Olaf Scholz umschreibt die neue Realität so: „Die Entscheidung für den Kandidatenstatus der Ukraine und Moldaus ist eine Antwort Europas auf die Zeitenwende. Dieselbe klare Antwort verdienen auch die Länder des westlichen Balkans.“ Scholz setzt so den neuen Erweiterungsenthusiasmus in Relation zum „Wartezimmer“ der EU. Genau dort nämlich befinden sich neben der Türkei, mit der die Verhandlungen seit Jahren eingefroren sind, auch die Kandidaten Serbien, Albanien, Montenegro, Nordmazedonien und seit Neuestem Bosnien-Herzegowina, zudem der „potenzielle Kandidat“ Kosovo.

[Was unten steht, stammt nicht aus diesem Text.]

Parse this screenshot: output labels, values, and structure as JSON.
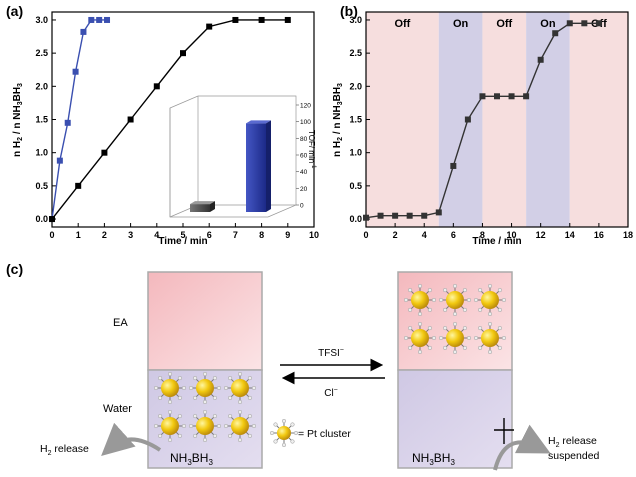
{
  "panel_labels": {
    "a": "(a)",
    "b": "(b)",
    "c": "(c)"
  },
  "chart_data": [
    {
      "id": "a",
      "type": "line",
      "xlabel": "Time / min",
      "ylabel_main": "n H",
      "ylabel_sub": "2",
      "ylabel_rest": " / n NH",
      "ylabel_sub2": "3",
      "ylabel_end": "BH",
      "ylabel_sub3": "3",
      "xlim": [
        0,
        10
      ],
      "ylim": [
        0,
        3.0
      ],
      "x_ticks": [
        "0",
        "1",
        "2",
        "3",
        "4",
        "5",
        "6",
        "7",
        "8",
        "9",
        "10"
      ],
      "y_ticks": [
        "0.0",
        "0.5",
        "1.0",
        "1.5",
        "2.0",
        "2.5",
        "3.0"
      ],
      "series": [
        {
          "color": "#3a4fb0",
          "marker": "square",
          "x": [
            0,
            0.3,
            0.6,
            0.9,
            1.2,
            1.5,
            1.8,
            2.1
          ],
          "y": [
            0,
            0.88,
            1.45,
            2.22,
            2.82,
            3.0,
            3.0,
            3.0
          ]
        },
        {
          "color": "#000000",
          "marker": "square",
          "x": [
            0,
            1,
            2,
            3,
            4,
            5,
            6,
            7,
            8,
            9
          ],
          "y": [
            0,
            0.5,
            1.0,
            1.5,
            2.0,
            2.5,
            2.9,
            3.0,
            3.0,
            3.0
          ]
        }
      ],
      "inset": {
        "type": "bar",
        "ylabel": "TOF/ min",
        "ylabel_sup": "-1",
        "y_ticks": [
          "0",
          "20",
          "40",
          "60",
          "80",
          "100",
          "120"
        ],
        "values": [
          10,
          112
        ],
        "colors": [
          "#555555",
          "#2a3aa0"
        ]
      }
    },
    {
      "id": "b",
      "type": "line",
      "xlabel": "Time / min",
      "xlim": [
        0,
        18
      ],
      "ylim": [
        0,
        3.0
      ],
      "x_ticks": [
        "0",
        "2",
        "4",
        "6",
        "8",
        "10",
        "12",
        "14",
        "16",
        "18"
      ],
      "y_ticks": [
        "0.0",
        "0.5",
        "1.0",
        "1.5",
        "2.0",
        "2.5",
        "3.0"
      ],
      "bands": [
        {
          "label": "Off",
          "from": 0,
          "to": 5,
          "color": "#f6dede"
        },
        {
          "label": "On",
          "from": 5,
          "to": 8,
          "color": "#d2cfe6"
        },
        {
          "label": "Off",
          "from": 8,
          "to": 11,
          "color": "#f6dede"
        },
        {
          "label": "On",
          "from": 11,
          "to": 14,
          "color": "#d2cfe6"
        },
        {
          "label": "Off",
          "from": 14,
          "to": 18,
          "color": "#f6dede"
        }
      ],
      "series": [
        {
          "color": "#333333",
          "marker": "square",
          "x": [
            0,
            1,
            2,
            3,
            4,
            5,
            6,
            7,
            8,
            9,
            10,
            11,
            12,
            13,
            14,
            15,
            16
          ],
          "y": [
            0.02,
            0.05,
            0.05,
            0.05,
            0.05,
            0.1,
            0.8,
            1.5,
            1.85,
            1.85,
            1.85,
            1.85,
            2.4,
            2.8,
            2.95,
            2.95,
            2.95
          ]
        }
      ]
    }
  ],
  "diagram": {
    "ea_label": "EA",
    "water_label": "Water",
    "forward_label": "TFSI",
    "forward_sup": "−",
    "backward_label": "Cl",
    "backward_sup": "−",
    "legend_text": "= Pt cluster",
    "left_compound_a": "NH",
    "left_compound_b": "3",
    "left_compound_c": "BH",
    "left_compound_d": "3",
    "right_compound_a": "NH",
    "right_compound_b": "3",
    "right_compound_c": "BH",
    "right_compound_d": "3",
    "release_a": "H",
    "release_b": "2",
    "release_c": " release",
    "suspended_a": "H",
    "suspended_b": "2",
    "suspended_c": " release",
    "suspended_line2": "suspended"
  }
}
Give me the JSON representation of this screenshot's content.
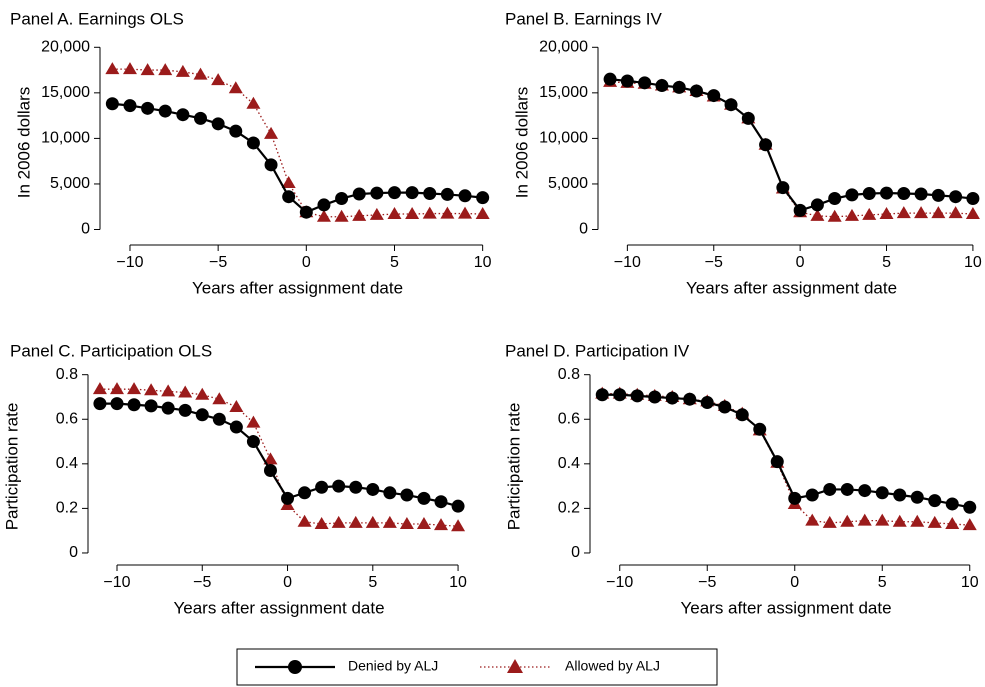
{
  "chart_data": [
    {
      "type": "line",
      "title": "Panel A. Earnings OLS",
      "xlabel": "Years after assignment date",
      "ylabel": "In 2006 dollars",
      "x": [
        -11,
        -10,
        -9,
        -8,
        -7,
        -6,
        -5,
        -4,
        -3,
        -2,
        -1,
        0,
        1,
        2,
        3,
        4,
        5,
        6,
        7,
        8,
        9,
        10
      ],
      "series": [
        {
          "name": "Denied by ALJ",
          "color": "#000000",
          "line": "solid",
          "marker": "circle",
          "values": [
            13800,
            13600,
            13300,
            13000,
            12600,
            12200,
            11600,
            10800,
            9500,
            7100,
            3600,
            1900,
            2700,
            3400,
            3900,
            4000,
            4050,
            4050,
            3950,
            3850,
            3700,
            3500
          ]
        },
        {
          "name": "Allowed by ALJ",
          "color": "#9b1b1b",
          "line": "dotted",
          "marker": "triangle",
          "values": [
            17600,
            17600,
            17500,
            17500,
            17300,
            17000,
            16400,
            15500,
            13800,
            10500,
            5100,
            1900,
            1400,
            1400,
            1500,
            1600,
            1700,
            1700,
            1750,
            1750,
            1750,
            1700
          ]
        }
      ],
      "xlim": [
        -11.7,
        10.7
      ],
      "ylim": [
        -1700,
        20800
      ],
      "xticks": [
        {
          "value": -10,
          "label": "−10"
        },
        {
          "value": -5,
          "label": "−5"
        },
        0,
        5,
        10
      ],
      "yticks": [
        0,
        {
          "value": 5000,
          "label": "5,000"
        },
        {
          "value": 10000,
          "label": "10,000"
        },
        {
          "value": 15000,
          "label": "15,000"
        },
        {
          "value": 20000,
          "label": "20,000"
        }
      ]
    },
    {
      "type": "line",
      "title": "Panel B. Earnings IV",
      "xlabel": "Years after assignment date",
      "ylabel": "In 2006 dollars",
      "x": [
        -11,
        -10,
        -9,
        -8,
        -7,
        -6,
        -5,
        -4,
        -3,
        -2,
        -1,
        0,
        1,
        2,
        3,
        4,
        5,
        6,
        7,
        8,
        9,
        10
      ],
      "series": [
        {
          "color": "#000000",
          "line": "solid",
          "marker": "circle",
          "values": [
            16500,
            16300,
            16100,
            15800,
            15600,
            15200,
            14700,
            13700,
            12200,
            9300,
            4600,
            2100,
            2700,
            3400,
            3800,
            3950,
            4000,
            3950,
            3900,
            3750,
            3600,
            3400
          ]
        },
        {
          "color": "#9b1b1b",
          "line": "dotted",
          "marker": "triangle",
          "values": [
            16200,
            16100,
            16000,
            15800,
            15600,
            15200,
            14600,
            13700,
            12200,
            9300,
            4500,
            1900,
            1500,
            1400,
            1500,
            1600,
            1700,
            1800,
            1800,
            1800,
            1800,
            1700
          ]
        }
      ],
      "xlim": [
        -11.7,
        10.7
      ],
      "ylim": [
        -1700,
        20800
      ],
      "xticks": [
        {
          "value": -10,
          "label": "−10"
        },
        {
          "value": -5,
          "label": "−5"
        },
        0,
        5,
        10
      ],
      "yticks": [
        0,
        {
          "value": 5000,
          "label": "5,000"
        },
        {
          "value": 10000,
          "label": "10,000"
        },
        {
          "value": 15000,
          "label": "15,000"
        },
        {
          "value": 20000,
          "label": "20,000"
        }
      ]
    },
    {
      "type": "line",
      "title": "Panel C. Participation OLS",
      "xlabel": "Years after assignment date",
      "ylabel": "Participation rate",
      "x": [
        -11,
        -10,
        -9,
        -8,
        -7,
        -6,
        -5,
        -4,
        -3,
        -2,
        -1,
        0,
        1,
        2,
        3,
        4,
        5,
        6,
        7,
        8,
        9,
        10
      ],
      "series": [
        {
          "color": "#000000",
          "line": "solid",
          "marker": "circle",
          "values": [
            0.67,
            0.67,
            0.665,
            0.66,
            0.65,
            0.64,
            0.62,
            0.6,
            0.565,
            0.5,
            0.37,
            0.245,
            0.27,
            0.295,
            0.3,
            0.295,
            0.285,
            0.27,
            0.26,
            0.245,
            0.23,
            0.21
          ]
        },
        {
          "color": "#9b1b1b",
          "line": "dotted",
          "marker": "triangle",
          "values": [
            0.735,
            0.735,
            0.735,
            0.73,
            0.725,
            0.72,
            0.71,
            0.69,
            0.655,
            0.585,
            0.42,
            0.215,
            0.14,
            0.13,
            0.135,
            0.135,
            0.135,
            0.135,
            0.13,
            0.13,
            0.125,
            0.12
          ]
        }
      ],
      "xlim": [
        -11.7,
        10.7
      ],
      "ylim": [
        -0.054,
        0.83
      ],
      "xticks": [
        {
          "value": -10,
          "label": "−10"
        },
        {
          "value": -5,
          "label": "−5"
        },
        0,
        5,
        10
      ],
      "yticks": [
        0,
        0.2,
        0.4,
        0.6,
        0.8
      ]
    },
    {
      "type": "line",
      "title": "Panel D. Participation IV",
      "xlabel": "Years after assignment date",
      "ylabel": "Participation rate",
      "x": [
        -11,
        -10,
        -9,
        -8,
        -7,
        -6,
        -5,
        -4,
        -3,
        -2,
        -1,
        0,
        1,
        2,
        3,
        4,
        5,
        6,
        7,
        8,
        9,
        10
      ],
      "series": [
        {
          "color": "#000000",
          "line": "solid",
          "marker": "circle",
          "values": [
            0.71,
            0.71,
            0.705,
            0.7,
            0.695,
            0.69,
            0.675,
            0.655,
            0.62,
            0.555,
            0.41,
            0.245,
            0.26,
            0.285,
            0.285,
            0.28,
            0.27,
            0.26,
            0.25,
            0.235,
            0.22,
            0.205
          ]
        },
        {
          "color": "#9b1b1b",
          "line": "dotted",
          "marker": "triangle",
          "values": [
            0.715,
            0.715,
            0.71,
            0.705,
            0.7,
            0.69,
            0.68,
            0.66,
            0.625,
            0.55,
            0.405,
            0.22,
            0.145,
            0.135,
            0.14,
            0.145,
            0.145,
            0.14,
            0.14,
            0.135,
            0.13,
            0.125
          ]
        }
      ],
      "xlim": [
        -11.7,
        10.7
      ],
      "ylim": [
        -0.054,
        0.83
      ],
      "xticks": [
        {
          "value": -10,
          "label": "−10"
        },
        {
          "value": -5,
          "label": "−5"
        },
        0,
        5,
        10
      ],
      "yticks": [
        0,
        0.2,
        0.4,
        0.6,
        0.8
      ]
    }
  ]
}
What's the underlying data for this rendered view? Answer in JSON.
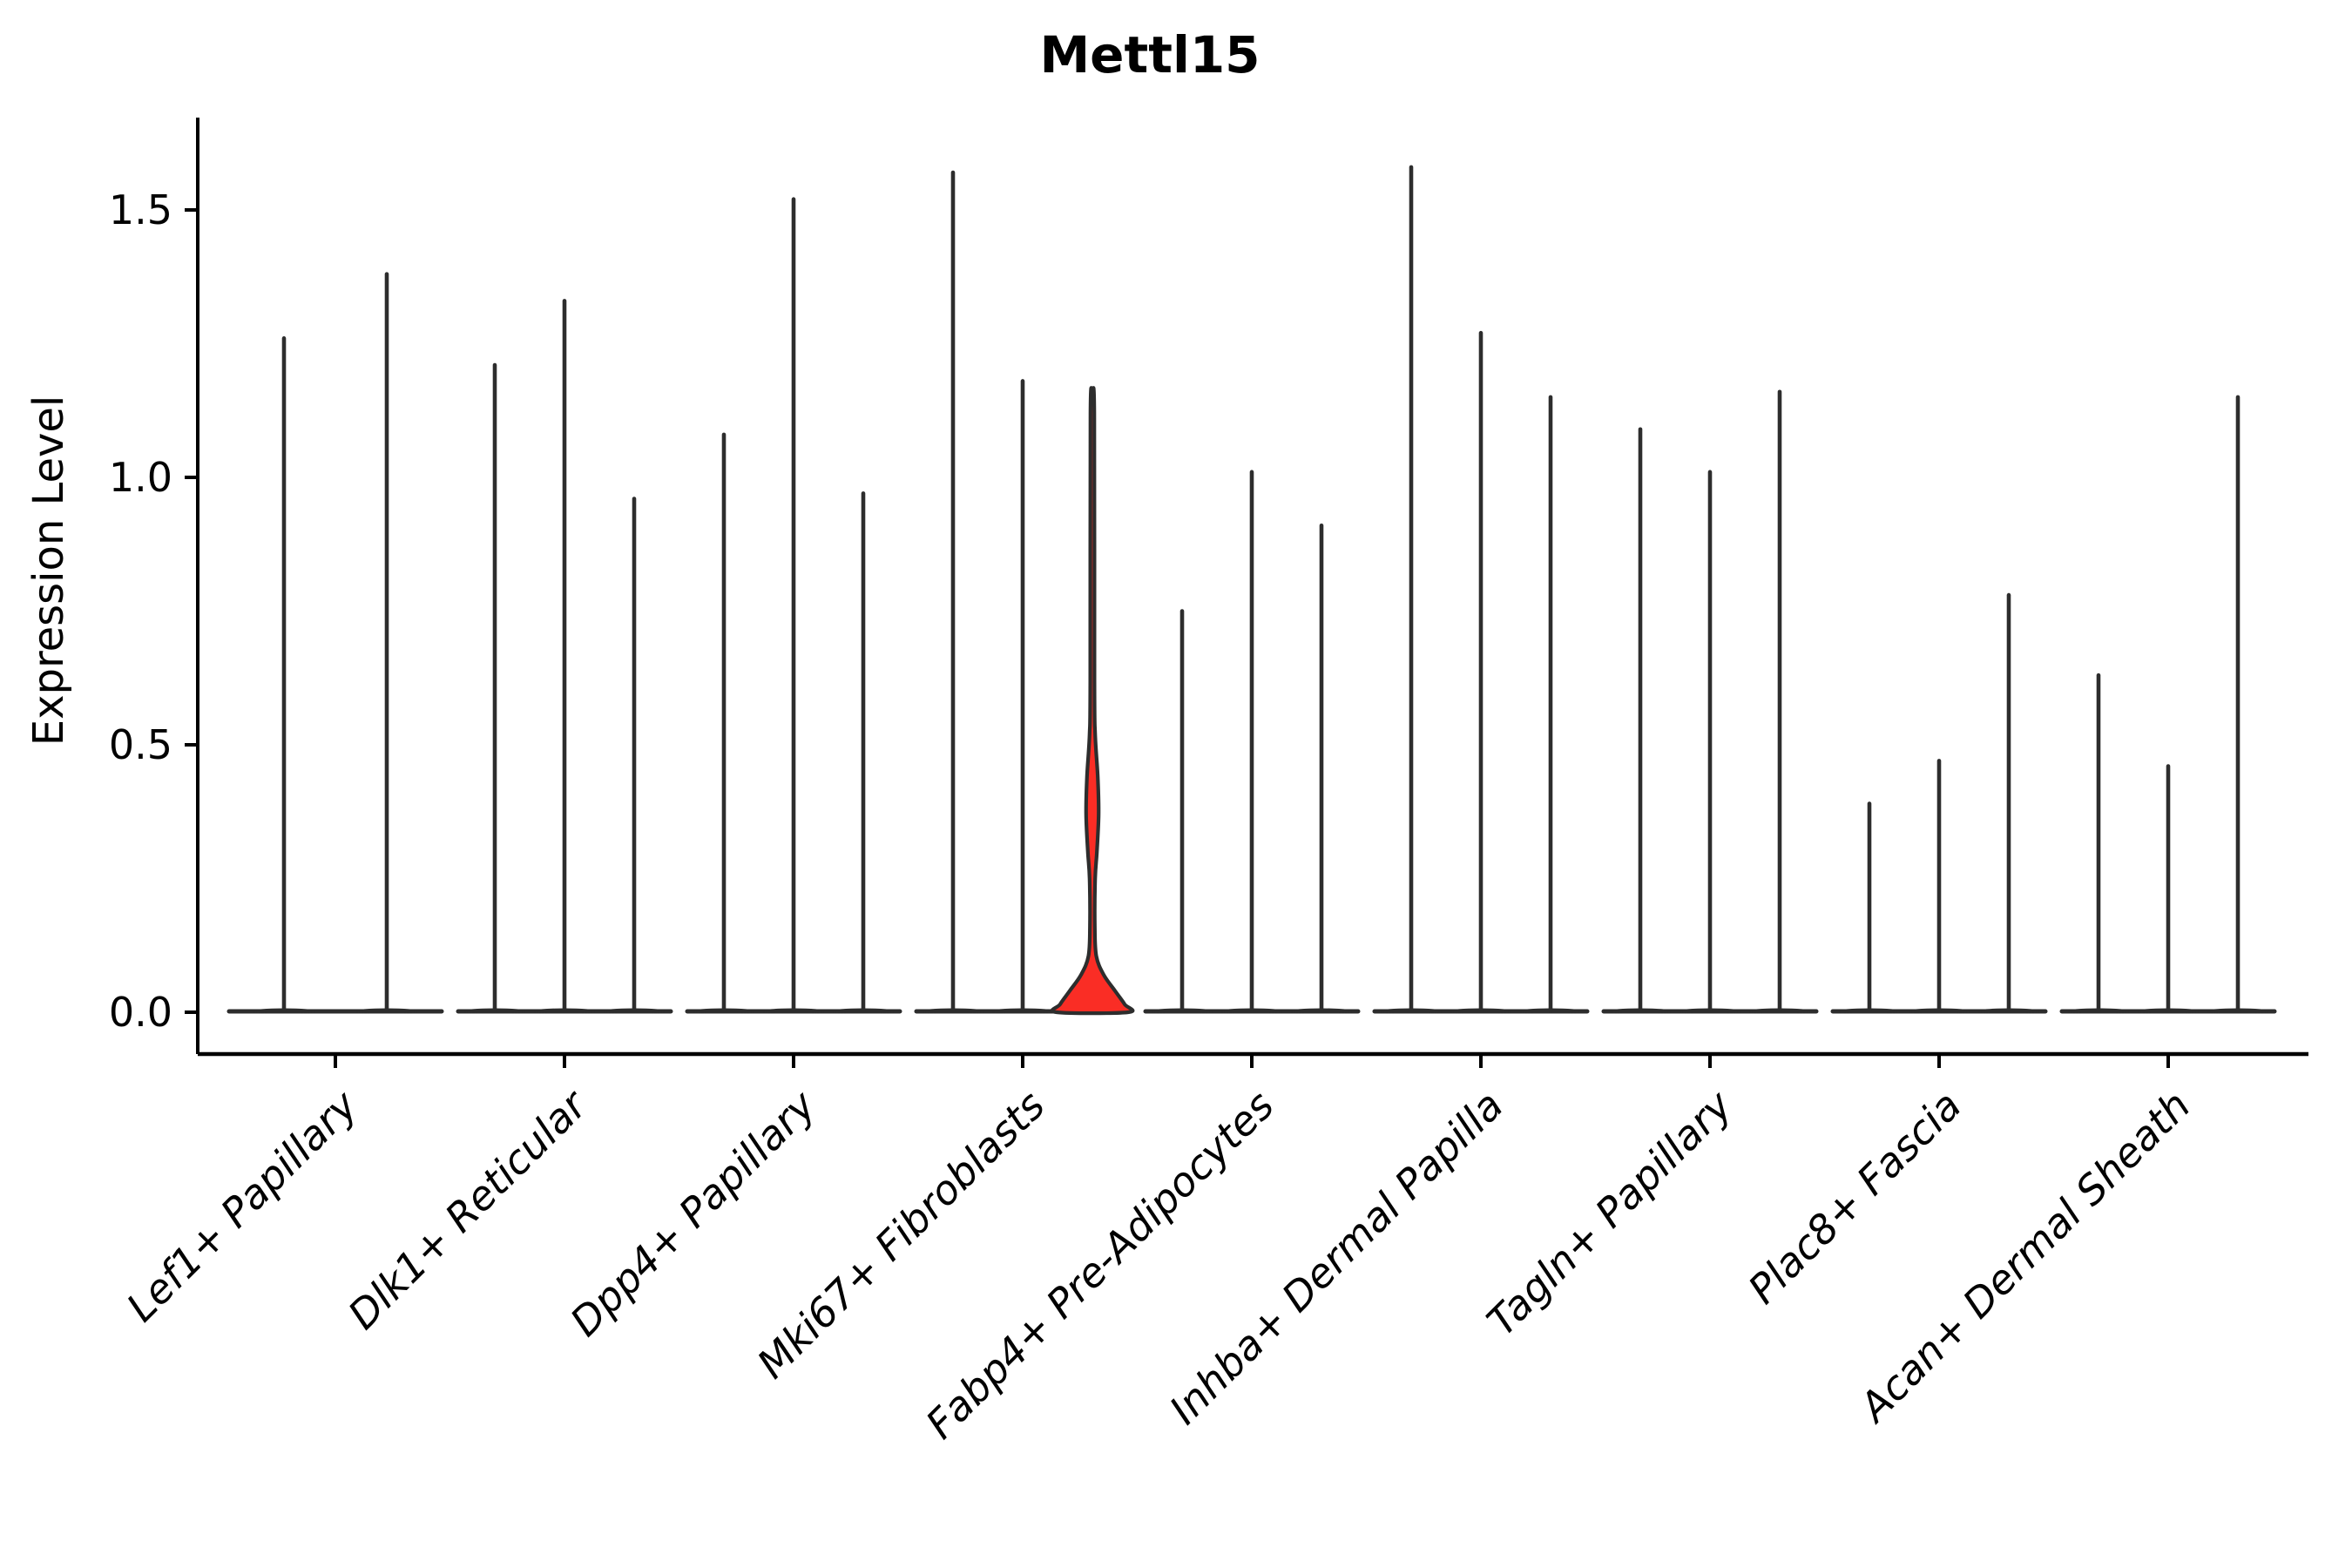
{
  "chart_data": {
    "type": "violin",
    "title": "Mettl15",
    "ylabel": "Expression Level",
    "ylim": [
      0,
      1.66
    ],
    "grid": false,
    "legend": "none",
    "yticks": [
      {
        "value": 0,
        "label": "0.0"
      },
      {
        "value": 0.5,
        "label": "0.5"
      },
      {
        "value": 1,
        "label": "1.0"
      },
      {
        "value": 1.5,
        "label": "1.5"
      }
    ],
    "categories": [
      "Lef1+ Papillary",
      "Dlk1+ Reticular",
      "Dpp4+ Papillary",
      "Mki67+ Fibroblasts",
      "Fabp4+ Pre-Adipocytes",
      "Inhba+ Dermal Papilla",
      "Tagln+ Papillary",
      "Plac8+ Fascia",
      "Acan+ Dermal Sheath"
    ],
    "groups": [
      {
        "label": "Lef1+ Papillary",
        "violins": [
          {
            "max": 1.26
          },
          {
            "max": 1.38
          }
        ]
      },
      {
        "label": "Dlk1+ Reticular",
        "violins": [
          {
            "max": 1.21
          },
          {
            "max": 1.33
          },
          {
            "max": 0.96
          }
        ]
      },
      {
        "label": "Dpp4+ Papillary",
        "violins": [
          {
            "max": 1.08
          },
          {
            "max": 1.52
          },
          {
            "max": 0.97
          }
        ]
      },
      {
        "label": "Mki67+ Fibroblasts",
        "violins": [
          {
            "max": 1.57
          },
          {
            "max": 1.18
          },
          {
            "max": 1.15,
            "highlight": true
          }
        ]
      },
      {
        "label": "Fabp4+ Pre-Adipocytes",
        "violins": [
          {
            "max": 0.75
          },
          {
            "max": 1.01
          },
          {
            "max": 0.91
          }
        ]
      },
      {
        "label": "Inhba+ Dermal Papilla",
        "violins": [
          {
            "max": 1.58
          },
          {
            "max": 1.27
          },
          {
            "max": 1.15
          }
        ]
      },
      {
        "label": "Tagln+ Papillary",
        "violins": [
          {
            "max": 1.09
          },
          {
            "max": 1.01
          },
          {
            "max": 1.16
          }
        ]
      },
      {
        "label": "Plac8+ Fascia",
        "violins": [
          {
            "max": 0.39
          },
          {
            "max": 0.47
          },
          {
            "max": 0.78
          }
        ]
      },
      {
        "label": "Acan+ Dermal Sheath",
        "violins": [
          {
            "max": 0.63
          },
          {
            "max": 0.46
          },
          {
            "max": 1.15
          }
        ]
      }
    ],
    "highlight_profile": [
      [
        1.15,
        0.0
      ],
      [
        1.12,
        2.2
      ],
      [
        0.62,
        2.4
      ],
      [
        0.52,
        3.2
      ],
      [
        0.44,
        6.2
      ],
      [
        0.37,
        7.2
      ],
      [
        0.3,
        5.2
      ],
      [
        0.25,
        3.2
      ],
      [
        0.16,
        2.8
      ],
      [
        0.105,
        4.5
      ],
      [
        0.07,
        13
      ],
      [
        0.04,
        26
      ],
      [
        0.015,
        37
      ],
      [
        0.0,
        41
      ]
    ],
    "colors": {
      "violin_stroke": "#2d2d2d",
      "highlight_fill": "#fa2d25",
      "axis": "#000000",
      "text": "#000000",
      "background": "#ffffff"
    }
  }
}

Ein anvisiertes Datum für einen Beitritt gibt es freilich nicht. Einst war von 2025 die Rede; dann, bei der Westbalkan-Konferenz 2021 im slowenischen Brdo, stand 2030 zur Debatte. Doch mehr als das ausdrückliche Bekenntnis der EU-27 zu den künftigen Mitgliedern gibt es nicht. Dahinter liegen als größte Hürde die sogenannten Kopenhagener Kriterien, die Beitrittsvoraussetzungen etwa in puncto Rechtsstaatlichkeit und Korruptionsbekämpfung.

Dass die Reputation der Union durch den jüngsten Korruptionsskandal des EU-Parlaments nun selbst nachhaltig beschädigt ist, verleiht diesem Aspekt zusätzliche Brisanz. Hinzu kommen ungelöste regionale Konflikte wie der Anspruch des EU-Mitglieds Bulgarien, die nordmazedonische Verfassung solle die Sprache des Nachbarlands als bulgarischen Dialekt deklarieren. Und natürlich jener zwischen Serbien und dem Kosovo. Wobei es hier neuerdings Bewegung gibt: Montag dieser Woche hat Serbiens Präsident Aleksandar Vučić angedeutet, dass er den jüngsten deutsch-französischen Plan für die Normalisierung des Verhältnisses zum Kosovo annehmen könnte. Westliche Unterhändler hätten ihn davor vor die Wahl gestellt, den Plan zu akzeptieren oder die Konsequenzen in Gestalt des Abbruchs der EU-Beitrittsverhandlungen und abgezogener Auslandsinvestitionen zu tragen, sagte er in einer live im Fernsehen übertragenen Pressekonferenz. Das letzte Wort habe freilich das Volk.